DTE to Cut Spending in Response to Pandemic

DTE Energy said Tuesday that it will cut $60 million in operations and maintenance expenses to counteract sagging energy sales caused by social distancing measures in Michigan.

CEO Jerry Norcia said he expects lower electricity sales from the state’s COVID-19 pandemic shutdown to shave anywhere from $30 million to $50 million off DTE’s 2020 operating earnings. The company’s estimates are based on Michigan starting to return to work in mid-May.

“We have spent a lot of time over the last few weeks understanding the potential financial impacts of the pandemic [and] building and implementing a plan to react to these challenges,” Norcia said during an earnings call.

CFO Peter Oleksiak said operating earnings for the first quarter were $320 million ($1.66/share) compared to the $374 million ($2.05/share) earned in the first quarter of 2019.

The lower earnings were also attributable to a mild winter in the utility’s territory.

“Overall, this quarter was warmer than normal and was the sixth warmest on record. DTE Electric earnings were $94 million for the quarter, which was $53 million lower than in 2019,” Oleksiak said.

Norcia said that while DTE’s financial team was updating its year-end forecast, it found that higher winter temperatures along with “potential sales impacts and additional costs associated with COVID-19” dashed its 2020 financial plan.

“These changes are larger than the contingency that we normally carry in our annual plan. When we rolled all of this up, we saw $60 million of earnings pressure that we needed to offset,” he said.

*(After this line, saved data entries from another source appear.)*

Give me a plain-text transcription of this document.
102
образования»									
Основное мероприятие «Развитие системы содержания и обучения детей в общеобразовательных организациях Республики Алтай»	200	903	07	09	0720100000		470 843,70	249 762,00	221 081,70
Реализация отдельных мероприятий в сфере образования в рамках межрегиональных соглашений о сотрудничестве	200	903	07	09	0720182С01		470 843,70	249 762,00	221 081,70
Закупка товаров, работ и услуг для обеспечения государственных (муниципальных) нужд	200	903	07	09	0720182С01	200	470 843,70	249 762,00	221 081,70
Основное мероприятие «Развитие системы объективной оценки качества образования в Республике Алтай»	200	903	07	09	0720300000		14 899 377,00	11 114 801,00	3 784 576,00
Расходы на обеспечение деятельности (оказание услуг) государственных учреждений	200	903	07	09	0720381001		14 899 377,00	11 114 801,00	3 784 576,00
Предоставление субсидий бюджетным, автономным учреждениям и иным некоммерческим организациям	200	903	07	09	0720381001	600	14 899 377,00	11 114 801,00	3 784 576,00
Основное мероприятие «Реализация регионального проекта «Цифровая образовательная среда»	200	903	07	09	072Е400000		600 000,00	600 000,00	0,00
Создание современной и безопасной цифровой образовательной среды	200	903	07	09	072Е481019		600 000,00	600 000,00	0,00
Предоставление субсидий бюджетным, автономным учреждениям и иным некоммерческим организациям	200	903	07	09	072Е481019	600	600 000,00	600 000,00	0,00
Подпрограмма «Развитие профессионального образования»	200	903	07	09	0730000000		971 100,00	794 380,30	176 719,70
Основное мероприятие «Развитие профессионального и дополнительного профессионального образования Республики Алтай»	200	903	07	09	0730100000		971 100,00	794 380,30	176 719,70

The $60 million reduction in spending will involve “a list of one-time items to reduce cost in the near term that are not sustainable over the long-term.” DTE will freeze hiring, minimize overtime, tap its own employees for some consultancy and contract work, and cut business travel, Norcia said.

DTE Energy spending
A DTE Energy essential employee during the pandemic | DTE

He also said DTE will “postpone nonessential work, always with maintaining safety as our highest priority.”

“With all these lean actions, I am confident we will achieve our financial goals for the year without sacrificing safety or customer service,” Norcia said.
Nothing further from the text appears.